In contrast, China has, to date, excluded the Democratic People’s Republic of Korea (DPRK—North Korea) from both economic belt and infrastructure bank initiatives, even though there were previously such discussions with North Korean officials. This may indicate Beijing’s priorities of bringing Mongolia, Central Asian states, and South Korea closer under the China-centric regional economic order at this time of strategic convenience. Whereas, regarding Pyongyang, Beijing seems to have decided that it would prefer to restrict Chinese-DPRK economic relations to their present level. North Korea currently has quite limited options and must rely on Chinese capital, technology and markets.

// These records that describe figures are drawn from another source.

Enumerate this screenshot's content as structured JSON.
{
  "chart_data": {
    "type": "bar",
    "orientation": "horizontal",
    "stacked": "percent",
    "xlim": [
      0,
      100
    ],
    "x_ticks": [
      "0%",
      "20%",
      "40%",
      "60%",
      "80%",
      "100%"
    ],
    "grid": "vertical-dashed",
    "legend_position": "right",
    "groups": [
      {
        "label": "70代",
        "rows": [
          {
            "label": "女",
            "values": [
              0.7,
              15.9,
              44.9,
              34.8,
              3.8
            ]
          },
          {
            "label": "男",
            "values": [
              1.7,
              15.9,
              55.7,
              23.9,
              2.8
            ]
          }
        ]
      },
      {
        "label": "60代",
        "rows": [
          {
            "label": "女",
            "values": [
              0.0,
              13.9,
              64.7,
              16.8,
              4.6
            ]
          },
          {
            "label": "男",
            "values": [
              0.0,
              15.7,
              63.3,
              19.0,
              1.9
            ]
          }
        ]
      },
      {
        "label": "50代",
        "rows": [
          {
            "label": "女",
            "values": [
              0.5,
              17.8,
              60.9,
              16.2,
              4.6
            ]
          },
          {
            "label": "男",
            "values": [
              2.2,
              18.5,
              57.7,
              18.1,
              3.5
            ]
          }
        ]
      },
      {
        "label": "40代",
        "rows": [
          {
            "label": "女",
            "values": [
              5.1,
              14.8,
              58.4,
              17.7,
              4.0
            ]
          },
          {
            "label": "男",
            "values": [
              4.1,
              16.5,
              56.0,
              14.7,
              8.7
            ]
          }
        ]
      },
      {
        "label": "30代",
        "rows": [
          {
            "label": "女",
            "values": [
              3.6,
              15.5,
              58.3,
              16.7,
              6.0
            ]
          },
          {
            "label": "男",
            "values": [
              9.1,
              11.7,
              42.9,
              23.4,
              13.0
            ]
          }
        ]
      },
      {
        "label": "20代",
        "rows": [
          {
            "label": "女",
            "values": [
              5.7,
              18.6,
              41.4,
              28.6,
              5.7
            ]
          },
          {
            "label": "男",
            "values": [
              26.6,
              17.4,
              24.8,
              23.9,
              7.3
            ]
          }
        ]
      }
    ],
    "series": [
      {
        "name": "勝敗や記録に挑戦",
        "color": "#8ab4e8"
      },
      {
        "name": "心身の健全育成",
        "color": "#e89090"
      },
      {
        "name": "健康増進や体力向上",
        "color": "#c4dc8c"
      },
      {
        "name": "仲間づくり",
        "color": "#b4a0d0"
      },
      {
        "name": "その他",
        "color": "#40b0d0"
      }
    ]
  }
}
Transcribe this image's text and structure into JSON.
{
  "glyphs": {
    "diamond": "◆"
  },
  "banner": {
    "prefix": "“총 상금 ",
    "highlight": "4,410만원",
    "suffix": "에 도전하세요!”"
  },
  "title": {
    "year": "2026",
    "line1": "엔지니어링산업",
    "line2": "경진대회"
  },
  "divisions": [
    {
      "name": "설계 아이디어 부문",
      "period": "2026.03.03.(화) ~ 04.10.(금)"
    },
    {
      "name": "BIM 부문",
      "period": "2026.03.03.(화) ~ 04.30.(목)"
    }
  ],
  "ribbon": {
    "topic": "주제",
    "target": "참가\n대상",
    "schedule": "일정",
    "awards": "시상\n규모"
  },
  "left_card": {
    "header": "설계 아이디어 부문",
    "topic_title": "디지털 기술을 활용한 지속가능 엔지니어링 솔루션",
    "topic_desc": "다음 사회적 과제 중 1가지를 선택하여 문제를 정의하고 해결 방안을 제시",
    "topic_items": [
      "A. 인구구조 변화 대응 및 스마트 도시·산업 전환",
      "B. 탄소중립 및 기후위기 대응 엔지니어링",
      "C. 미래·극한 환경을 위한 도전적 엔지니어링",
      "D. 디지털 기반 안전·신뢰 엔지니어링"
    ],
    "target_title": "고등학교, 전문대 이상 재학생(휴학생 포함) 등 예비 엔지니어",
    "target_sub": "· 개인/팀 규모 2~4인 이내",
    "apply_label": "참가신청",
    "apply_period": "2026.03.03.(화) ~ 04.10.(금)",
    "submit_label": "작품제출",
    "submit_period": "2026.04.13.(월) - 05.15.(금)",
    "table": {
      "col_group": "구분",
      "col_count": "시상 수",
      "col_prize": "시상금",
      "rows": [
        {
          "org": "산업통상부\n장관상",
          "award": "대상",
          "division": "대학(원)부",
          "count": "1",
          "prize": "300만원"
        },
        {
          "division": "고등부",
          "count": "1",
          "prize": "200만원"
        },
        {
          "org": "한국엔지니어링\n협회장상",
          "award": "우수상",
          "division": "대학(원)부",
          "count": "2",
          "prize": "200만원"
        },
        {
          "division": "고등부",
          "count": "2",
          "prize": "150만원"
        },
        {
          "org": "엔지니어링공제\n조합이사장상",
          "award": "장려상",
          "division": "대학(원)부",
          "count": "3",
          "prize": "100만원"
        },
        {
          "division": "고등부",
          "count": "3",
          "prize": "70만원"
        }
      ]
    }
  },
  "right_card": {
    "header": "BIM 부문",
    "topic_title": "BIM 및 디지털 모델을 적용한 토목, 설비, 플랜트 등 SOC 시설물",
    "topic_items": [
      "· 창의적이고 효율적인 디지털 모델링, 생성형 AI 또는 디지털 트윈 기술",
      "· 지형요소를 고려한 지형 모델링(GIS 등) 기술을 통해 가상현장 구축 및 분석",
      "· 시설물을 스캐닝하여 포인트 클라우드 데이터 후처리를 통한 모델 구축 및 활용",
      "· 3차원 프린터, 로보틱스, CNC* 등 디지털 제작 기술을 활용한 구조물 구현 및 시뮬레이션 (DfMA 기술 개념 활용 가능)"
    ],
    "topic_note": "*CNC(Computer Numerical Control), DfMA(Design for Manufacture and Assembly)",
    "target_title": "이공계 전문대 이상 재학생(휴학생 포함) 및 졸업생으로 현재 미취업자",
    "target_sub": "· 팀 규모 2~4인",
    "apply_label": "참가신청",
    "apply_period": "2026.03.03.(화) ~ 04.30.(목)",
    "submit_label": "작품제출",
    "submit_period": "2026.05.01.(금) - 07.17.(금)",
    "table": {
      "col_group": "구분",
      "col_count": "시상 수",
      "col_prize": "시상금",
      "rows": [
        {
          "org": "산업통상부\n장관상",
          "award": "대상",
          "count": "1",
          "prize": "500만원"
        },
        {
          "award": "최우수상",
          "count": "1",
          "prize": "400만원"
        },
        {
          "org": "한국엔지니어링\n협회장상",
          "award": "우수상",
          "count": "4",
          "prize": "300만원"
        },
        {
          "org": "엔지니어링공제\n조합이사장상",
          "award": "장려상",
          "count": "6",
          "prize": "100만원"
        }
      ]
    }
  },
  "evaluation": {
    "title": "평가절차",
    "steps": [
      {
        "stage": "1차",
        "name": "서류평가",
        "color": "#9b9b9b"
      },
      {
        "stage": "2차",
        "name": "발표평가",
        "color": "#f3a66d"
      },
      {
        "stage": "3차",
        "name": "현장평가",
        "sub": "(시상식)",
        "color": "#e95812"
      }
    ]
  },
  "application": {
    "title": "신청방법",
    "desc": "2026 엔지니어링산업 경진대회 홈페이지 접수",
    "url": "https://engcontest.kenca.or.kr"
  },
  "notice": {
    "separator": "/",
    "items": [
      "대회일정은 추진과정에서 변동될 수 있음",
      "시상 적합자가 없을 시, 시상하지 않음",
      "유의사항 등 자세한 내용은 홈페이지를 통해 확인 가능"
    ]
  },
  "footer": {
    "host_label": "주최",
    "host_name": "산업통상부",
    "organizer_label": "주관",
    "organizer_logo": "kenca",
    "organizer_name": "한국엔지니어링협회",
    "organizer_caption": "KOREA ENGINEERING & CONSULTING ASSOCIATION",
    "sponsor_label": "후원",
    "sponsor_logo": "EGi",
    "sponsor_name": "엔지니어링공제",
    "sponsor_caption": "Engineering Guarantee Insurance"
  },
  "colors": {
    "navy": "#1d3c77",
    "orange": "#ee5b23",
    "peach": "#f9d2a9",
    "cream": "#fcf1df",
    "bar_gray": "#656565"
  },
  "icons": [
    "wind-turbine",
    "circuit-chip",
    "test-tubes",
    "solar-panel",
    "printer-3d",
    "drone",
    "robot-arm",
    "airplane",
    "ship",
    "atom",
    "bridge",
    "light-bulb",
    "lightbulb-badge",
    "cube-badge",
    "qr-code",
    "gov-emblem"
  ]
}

Russia, on the other hand, appears to have prioritized the North Korean economic link rather than Mongolia’s economic corridor for several reasons. First, Russia’s engagement with North Korea would provide more opportunities to project Moscow’s image of a “Great Power” in the Asia-Pacific—particularly since Pyongyang considers Moscow a reliable partner in balancing against Beijing as well as other members of the Six Party Talks on North Korea’s denuclearization. In late September 2014, Pyongyang dispatched its foreign minister to Russia to build up a united political front as both countries have come under sanctions from the West (Mid.ru, September 29, 2014; The Guardian, September 30, 2014).

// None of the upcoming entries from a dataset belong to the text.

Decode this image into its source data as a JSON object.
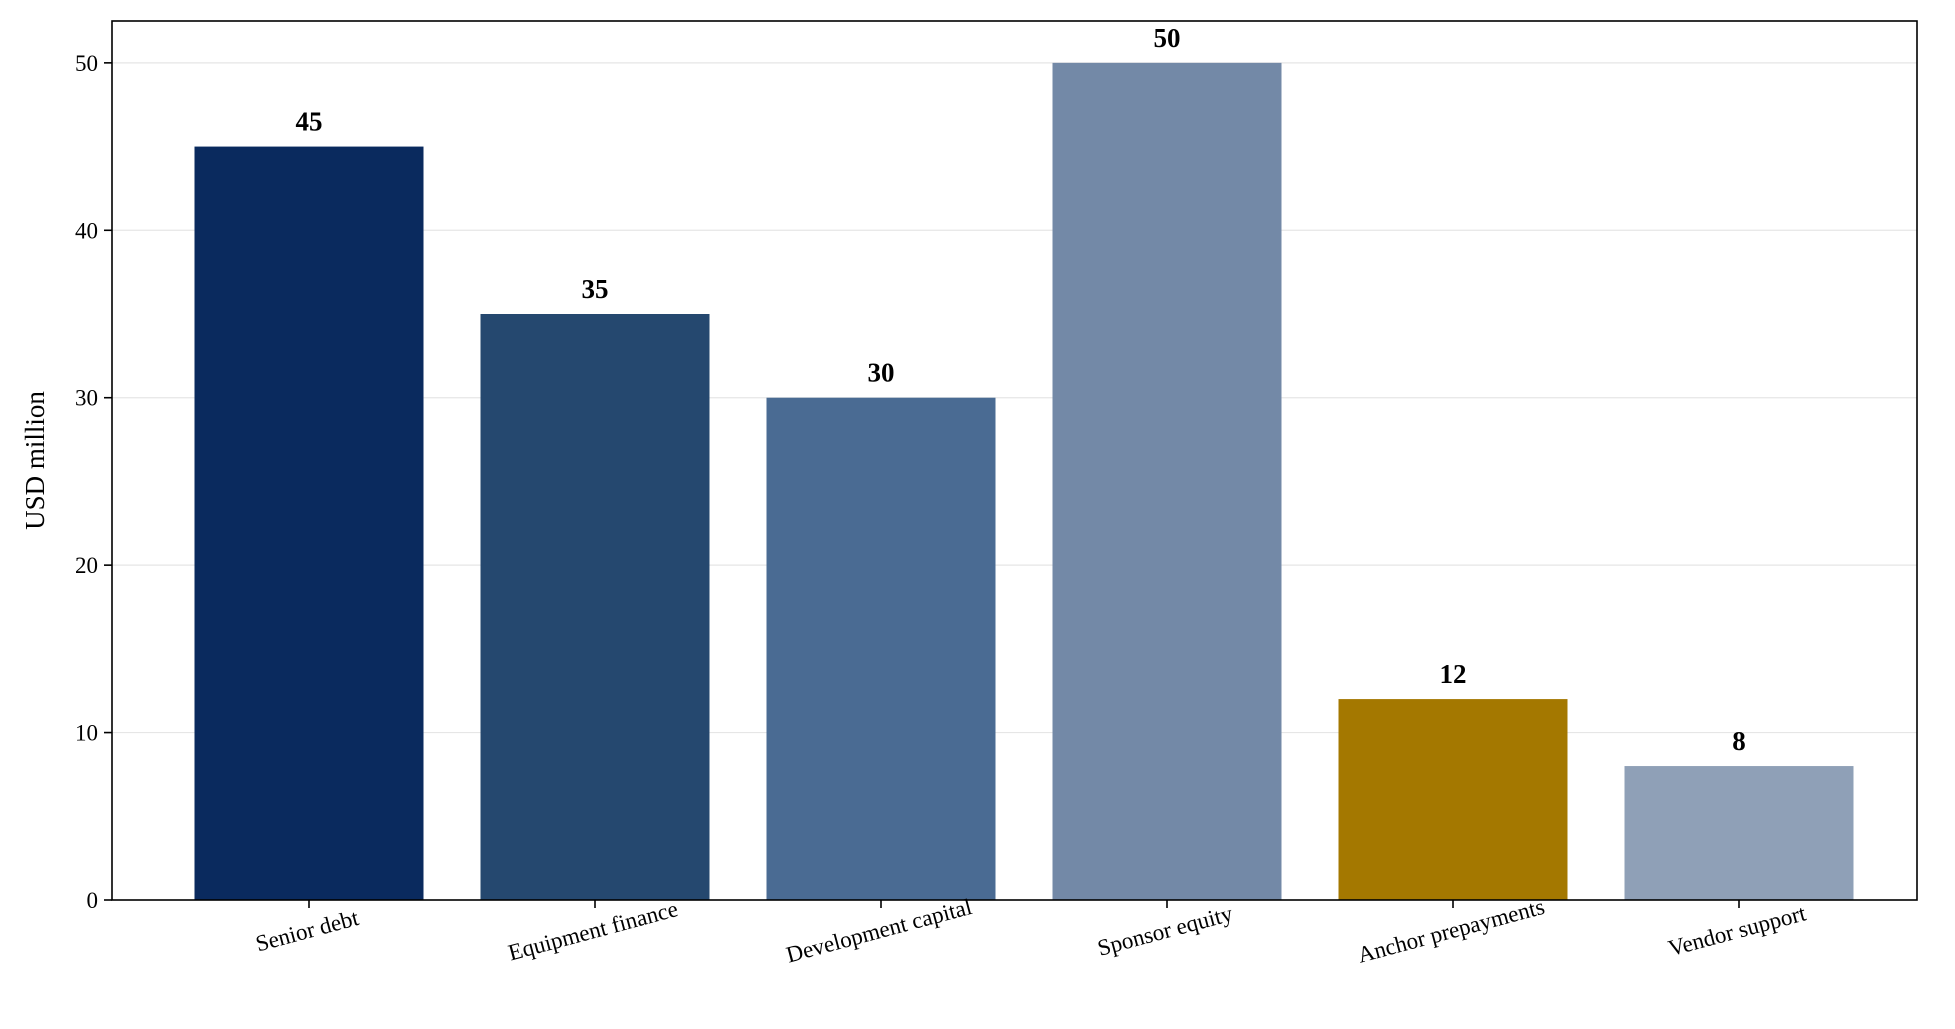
{
  "chart_data": {
    "type": "bar",
    "title": "",
    "xlabel": "",
    "ylabel": "USD million",
    "ylim": [
      0,
      52.5
    ],
    "yticks": [
      0,
      10,
      20,
      30,
      40,
      50
    ],
    "grid": "y-only",
    "categories": [
      "Senior debt",
      "Equipment finance",
      "Development capital",
      "Sponsor equity",
      "Anchor prepayments",
      "Vendor support"
    ],
    "values": [
      45,
      35,
      30,
      50,
      12,
      8
    ],
    "value_labels": [
      "45",
      "35",
      "30",
      "50",
      "12",
      "8"
    ],
    "colors": [
      "#0a2a5e",
      "#25486f",
      "#4a6b93",
      "#7389a7",
      "#a47800",
      "#8fa0b7"
    ],
    "x_tick_rotation_deg": 15
  }
}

Second, Russia’s investment into North Korea promises a quicker and greater return than its investment into Mongolia, which would provide only an additional route for Russian exports to China. In the case of North Korea, Russia is more interested in gaining access to ice-free ports on the Pacific coast and investing into transit routes for its mineral exports to the wider East Asian region. This would provide access to some of East Asia’s largest resource importers, including South Korea, Japan and Taiwan.
Third, Russia sees more investment opportunities overall in North Korea than Mongolia. This may be especially true considering the strong South Korean interest in linking the trans-Siberian railway with the trans-Korean railways. Indeed, Russia has already expanded its business presence in Pyongyang and started playing a key role in implementing such trilateral projects (see EDM, May 7, 2014).

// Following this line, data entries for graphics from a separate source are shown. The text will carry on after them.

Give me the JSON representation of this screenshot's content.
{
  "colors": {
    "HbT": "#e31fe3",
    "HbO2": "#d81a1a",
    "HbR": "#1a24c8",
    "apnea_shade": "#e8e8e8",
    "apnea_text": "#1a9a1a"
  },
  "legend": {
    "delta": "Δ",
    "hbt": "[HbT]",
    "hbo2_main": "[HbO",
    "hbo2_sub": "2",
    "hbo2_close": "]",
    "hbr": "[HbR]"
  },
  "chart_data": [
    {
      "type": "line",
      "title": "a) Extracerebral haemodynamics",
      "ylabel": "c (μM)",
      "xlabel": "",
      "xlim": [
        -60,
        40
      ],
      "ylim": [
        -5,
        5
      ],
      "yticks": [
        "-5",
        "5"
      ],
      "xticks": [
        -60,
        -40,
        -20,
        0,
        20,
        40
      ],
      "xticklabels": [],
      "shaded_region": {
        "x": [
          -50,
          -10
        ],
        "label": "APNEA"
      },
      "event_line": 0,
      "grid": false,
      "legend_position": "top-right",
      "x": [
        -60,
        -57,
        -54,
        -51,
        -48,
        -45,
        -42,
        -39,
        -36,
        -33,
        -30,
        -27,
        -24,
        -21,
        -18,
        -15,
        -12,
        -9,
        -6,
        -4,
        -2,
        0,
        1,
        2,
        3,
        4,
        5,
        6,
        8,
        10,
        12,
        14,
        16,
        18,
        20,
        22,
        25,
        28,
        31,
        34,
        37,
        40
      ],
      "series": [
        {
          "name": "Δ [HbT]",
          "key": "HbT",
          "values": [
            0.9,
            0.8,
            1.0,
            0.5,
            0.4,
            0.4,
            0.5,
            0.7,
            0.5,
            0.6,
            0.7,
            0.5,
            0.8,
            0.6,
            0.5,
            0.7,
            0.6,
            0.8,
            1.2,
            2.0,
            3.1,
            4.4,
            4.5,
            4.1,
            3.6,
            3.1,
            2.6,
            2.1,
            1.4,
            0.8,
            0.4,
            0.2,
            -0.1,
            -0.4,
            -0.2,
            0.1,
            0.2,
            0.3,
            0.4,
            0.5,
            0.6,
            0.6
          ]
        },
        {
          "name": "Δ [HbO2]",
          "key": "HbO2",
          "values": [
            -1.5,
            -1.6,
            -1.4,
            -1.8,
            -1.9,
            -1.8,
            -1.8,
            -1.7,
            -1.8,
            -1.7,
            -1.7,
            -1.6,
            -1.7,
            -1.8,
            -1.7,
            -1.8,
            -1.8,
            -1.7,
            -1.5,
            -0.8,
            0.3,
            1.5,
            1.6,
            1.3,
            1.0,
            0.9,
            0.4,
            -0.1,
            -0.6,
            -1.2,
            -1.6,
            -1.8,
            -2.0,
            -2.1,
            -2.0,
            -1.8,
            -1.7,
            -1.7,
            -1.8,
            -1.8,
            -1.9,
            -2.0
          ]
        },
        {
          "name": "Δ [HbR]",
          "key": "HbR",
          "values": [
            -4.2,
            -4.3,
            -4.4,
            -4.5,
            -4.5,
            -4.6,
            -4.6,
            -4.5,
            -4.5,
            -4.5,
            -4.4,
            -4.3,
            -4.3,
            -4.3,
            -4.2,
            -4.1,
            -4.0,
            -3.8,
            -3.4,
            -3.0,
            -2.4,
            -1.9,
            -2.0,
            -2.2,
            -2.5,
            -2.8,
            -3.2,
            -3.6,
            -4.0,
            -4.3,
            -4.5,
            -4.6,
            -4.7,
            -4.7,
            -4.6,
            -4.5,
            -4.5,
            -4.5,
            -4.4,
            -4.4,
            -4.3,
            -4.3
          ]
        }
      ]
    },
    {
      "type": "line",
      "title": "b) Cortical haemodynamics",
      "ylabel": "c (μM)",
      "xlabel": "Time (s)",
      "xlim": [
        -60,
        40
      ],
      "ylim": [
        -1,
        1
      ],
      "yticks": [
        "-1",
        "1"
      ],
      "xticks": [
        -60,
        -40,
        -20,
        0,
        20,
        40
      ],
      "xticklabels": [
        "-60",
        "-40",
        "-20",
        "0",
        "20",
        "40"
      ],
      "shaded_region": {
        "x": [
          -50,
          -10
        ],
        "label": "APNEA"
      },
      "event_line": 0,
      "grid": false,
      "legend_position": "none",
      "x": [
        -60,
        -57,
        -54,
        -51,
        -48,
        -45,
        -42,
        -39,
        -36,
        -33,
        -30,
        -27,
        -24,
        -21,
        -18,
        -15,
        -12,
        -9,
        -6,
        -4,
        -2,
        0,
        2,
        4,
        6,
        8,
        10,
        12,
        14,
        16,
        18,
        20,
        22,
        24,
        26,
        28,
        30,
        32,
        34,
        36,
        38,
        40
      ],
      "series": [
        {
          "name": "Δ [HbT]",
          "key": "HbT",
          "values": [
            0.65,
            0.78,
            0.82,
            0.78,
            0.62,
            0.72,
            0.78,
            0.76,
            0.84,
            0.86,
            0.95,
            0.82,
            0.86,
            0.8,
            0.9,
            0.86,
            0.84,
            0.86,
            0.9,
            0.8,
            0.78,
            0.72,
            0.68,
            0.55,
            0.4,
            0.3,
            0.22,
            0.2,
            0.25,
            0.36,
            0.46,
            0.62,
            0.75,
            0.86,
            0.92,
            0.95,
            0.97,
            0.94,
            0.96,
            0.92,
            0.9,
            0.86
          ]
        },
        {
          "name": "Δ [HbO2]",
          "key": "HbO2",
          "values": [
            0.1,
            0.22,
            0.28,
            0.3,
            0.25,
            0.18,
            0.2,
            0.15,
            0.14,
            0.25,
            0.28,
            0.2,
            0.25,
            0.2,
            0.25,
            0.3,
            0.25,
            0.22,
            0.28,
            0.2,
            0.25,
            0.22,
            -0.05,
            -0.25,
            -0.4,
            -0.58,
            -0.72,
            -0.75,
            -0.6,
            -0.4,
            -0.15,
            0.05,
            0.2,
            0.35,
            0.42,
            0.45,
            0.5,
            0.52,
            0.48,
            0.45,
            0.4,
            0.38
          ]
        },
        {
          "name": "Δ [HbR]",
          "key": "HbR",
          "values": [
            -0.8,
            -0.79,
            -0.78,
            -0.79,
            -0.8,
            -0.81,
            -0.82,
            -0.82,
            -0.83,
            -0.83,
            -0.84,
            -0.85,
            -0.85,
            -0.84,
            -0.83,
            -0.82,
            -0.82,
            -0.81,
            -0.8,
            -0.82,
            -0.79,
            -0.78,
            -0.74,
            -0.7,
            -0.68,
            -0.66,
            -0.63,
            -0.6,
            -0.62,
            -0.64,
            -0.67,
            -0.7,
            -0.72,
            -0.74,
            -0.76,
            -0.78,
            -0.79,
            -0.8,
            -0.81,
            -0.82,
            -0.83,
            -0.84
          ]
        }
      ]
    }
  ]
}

In contrast, Moscow’s policy toward Mongolia has been largely for Russia to regain its former “privileged status” in areas of major Mongolian mining projects, infrastructure development and energy sectors. But this contradicts shifting political and economic realities in Mongolia, which has been seeking to diversify its global economic and investment partnerships (see EDM, February 20, March 2, April 6). Therefore, most emerging projects like new railroads, uranium mining and energy, where Russia and its state-affiliated business entrepreneurs expressed an interest, have become victims of local politics.
While concerned with their traditional geostrategic interests, China and Russia are pursuing different policy priorities for establishment economic corridors in peripheral states. China is more interested in funding infrastructure development projects in Mongolia, whereas Russia prioritizes North Korean economic links and economic opportunities. Despite the entirely different political systems in Ulaanbaatar and Pyongyang, both present risk and uncertainty for long-term investment projects—even when amicable Sino-Russian interactions create a favorable momentum for closer economic cooperation.